REPUBLIKA.CO.ID, JAKARTA -- Badan Pusat Statistik (BPS) mencatat, neraca perdagangan Mei 2019 mengalami surplus sebesar 210 juta dolar AS. Kondisi tersebut berasal dari surplus non migas sebesar 1,19 miliar dolar AS. Sedangkan, neraca dagang migas masih mengalami defisit, yakni 977 juta dolar AS.
Kepala BPS Suhariyanto mengatakan, kondisi tersebut menjadi sinyal positif bagi perekonomian domestik Indonesia. Ke depan, ia berharap neraca dagang dapat semakin membaik dengan berbagai kebijakan pemerintah. "Terutama yang dikerahkan lintas kementerian dan lembaga," ujarnya dalam konferensi pers mengenai kinerja neraca dagang di kantornya, Jakarta, Senin (24/6).
Kondisi neraca dagang pada Mei 2019 lebih membaik dibanding dengan tahun lalu. Berdasarkan data BPS, neraca dagang Mei 2018 mencatatkan defisit hingga 1,46 miliiar dolar AS. Tapi, dibanding dengan Mei 2017 yang mencatatkan surplus 560 juta dolar AS, neraca dagang Mei 2019 masih lebih tertinggal.
Di sisi lain, neraca dagang akumulasi pada Januari hingga Mei 2019 masih mengalami defisit 2,14 miliar dolar AS. Hal ini terjadi karena migas masih mengalami defisit hingga 3,7 miliar dolar AS. Padahal, neraca dagang non migas sudah mengalami surplus 1,60 miliar dolar AS.
Apabila dirinci, penyebab dari defisit pada neraca dagang migas adalah minyak mentah dan hasil minyak. Keduanya mengalami defisit masing-masing 1,57 miliar dolar AS dan 5,24 miliar dolar AS apabila diakumulasi dari Januari hingga Mei 2019. Sedangkan, gasnya masih surplus yakni 3,07 miliar dolar AS.

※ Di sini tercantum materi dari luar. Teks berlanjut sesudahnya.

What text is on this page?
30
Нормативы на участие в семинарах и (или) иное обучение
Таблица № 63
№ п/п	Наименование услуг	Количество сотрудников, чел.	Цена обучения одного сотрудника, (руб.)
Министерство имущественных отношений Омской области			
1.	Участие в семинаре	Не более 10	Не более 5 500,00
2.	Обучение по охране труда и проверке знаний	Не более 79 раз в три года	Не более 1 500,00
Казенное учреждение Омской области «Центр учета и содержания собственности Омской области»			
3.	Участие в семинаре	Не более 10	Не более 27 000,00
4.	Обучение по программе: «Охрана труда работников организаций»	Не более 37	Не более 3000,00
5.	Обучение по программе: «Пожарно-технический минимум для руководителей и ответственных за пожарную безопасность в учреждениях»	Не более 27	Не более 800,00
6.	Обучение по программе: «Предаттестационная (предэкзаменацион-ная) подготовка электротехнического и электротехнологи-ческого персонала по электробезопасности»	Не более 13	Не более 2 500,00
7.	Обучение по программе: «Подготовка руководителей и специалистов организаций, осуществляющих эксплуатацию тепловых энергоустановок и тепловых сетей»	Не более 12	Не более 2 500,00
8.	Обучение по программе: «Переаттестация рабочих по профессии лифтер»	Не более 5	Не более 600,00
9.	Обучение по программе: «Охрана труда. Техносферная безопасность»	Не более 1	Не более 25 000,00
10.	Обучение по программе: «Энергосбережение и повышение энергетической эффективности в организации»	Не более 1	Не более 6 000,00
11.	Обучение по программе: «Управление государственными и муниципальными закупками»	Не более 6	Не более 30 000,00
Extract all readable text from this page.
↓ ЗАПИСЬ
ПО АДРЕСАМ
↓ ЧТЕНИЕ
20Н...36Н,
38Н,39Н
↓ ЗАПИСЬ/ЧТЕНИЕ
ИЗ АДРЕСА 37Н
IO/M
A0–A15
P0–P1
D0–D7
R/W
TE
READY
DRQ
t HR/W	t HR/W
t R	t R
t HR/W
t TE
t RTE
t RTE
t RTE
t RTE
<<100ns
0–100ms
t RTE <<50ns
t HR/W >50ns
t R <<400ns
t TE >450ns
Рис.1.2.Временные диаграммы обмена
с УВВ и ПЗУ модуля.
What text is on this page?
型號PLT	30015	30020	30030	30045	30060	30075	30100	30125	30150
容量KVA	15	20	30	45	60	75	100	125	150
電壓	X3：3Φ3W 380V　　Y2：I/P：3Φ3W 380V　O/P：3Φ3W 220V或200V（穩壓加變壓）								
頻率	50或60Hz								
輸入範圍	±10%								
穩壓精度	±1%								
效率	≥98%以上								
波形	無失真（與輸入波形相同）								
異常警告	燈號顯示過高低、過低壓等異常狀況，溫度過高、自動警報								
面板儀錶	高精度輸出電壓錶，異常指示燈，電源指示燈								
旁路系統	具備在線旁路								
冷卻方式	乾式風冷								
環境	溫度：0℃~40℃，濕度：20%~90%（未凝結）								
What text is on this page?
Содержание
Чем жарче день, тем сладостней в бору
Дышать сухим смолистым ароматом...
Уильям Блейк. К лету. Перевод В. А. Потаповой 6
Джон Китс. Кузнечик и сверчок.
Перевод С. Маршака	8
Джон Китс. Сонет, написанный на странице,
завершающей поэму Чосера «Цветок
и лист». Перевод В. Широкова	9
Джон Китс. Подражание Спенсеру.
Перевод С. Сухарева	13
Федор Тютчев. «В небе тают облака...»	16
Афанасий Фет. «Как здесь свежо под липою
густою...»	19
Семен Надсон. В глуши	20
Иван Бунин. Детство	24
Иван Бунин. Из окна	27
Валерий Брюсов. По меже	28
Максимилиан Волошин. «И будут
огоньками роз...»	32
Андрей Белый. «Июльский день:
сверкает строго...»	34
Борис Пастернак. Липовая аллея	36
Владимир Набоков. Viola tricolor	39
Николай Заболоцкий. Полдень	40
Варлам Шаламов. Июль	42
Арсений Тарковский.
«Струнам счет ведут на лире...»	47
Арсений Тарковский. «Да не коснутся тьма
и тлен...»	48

Dengan kondisi tersebut, Suhariyanto menekankan, Indonesia masih memiliki pekerjaan rumah untuk memperbaiki neraca dagang. Pemerintah harus berupaya menggenjot ekspor dengan berbagai cara, termasuk untuk mengurangi ekspor berbasiskan komoditas. "Harus hilirisasi, diversifikasi pasar dan produk serta memberikan berbagai insentif untuk mendorong ekspor," ucapnya.
Di satu sisi, Suhariyanto menambahkan, hampir semua pihak sepakat bahwa upaya pengendalian impor yang sudah dilakukan pemerintah menjadi solusi tepat. Hal ini memperhatikan ekonomi global yang masih dipenuhi ketidakpastian, fluktuasi harga komoditas dan bahkan cenderung menurun.
Sebelumnya, BPS mencatat, neraca perdagangan April 2019 mengalami defisit sebesar 2,5 miliar dolar AS. Defisit tersebut berasal dari defisit neraca dagang migas 1,49 miliar dolar AS maupun non migas 1,0 miliar dolar AS. Dikutip dari Trading Economics, nilai defisit tersebut merupakan 'terdalam sepanjang catatan statistik yang ada’.
Pada 1960 hingga 2019, rata-rata nilai neraca dagang di Indonesia adalah 738 juta dolar AS. Surplus tertinggi diraih pada Desember 2006 dengan nilai 4,64 miliar dolar AS.
Sedangkan, sebelumnya, rekor defisit terdalam terjadi pada Juli 2013 dengan nilai 2,32 miliar dolar AS sebelum akhirnya ‘dikalahkan’ oleh defisit April 2019.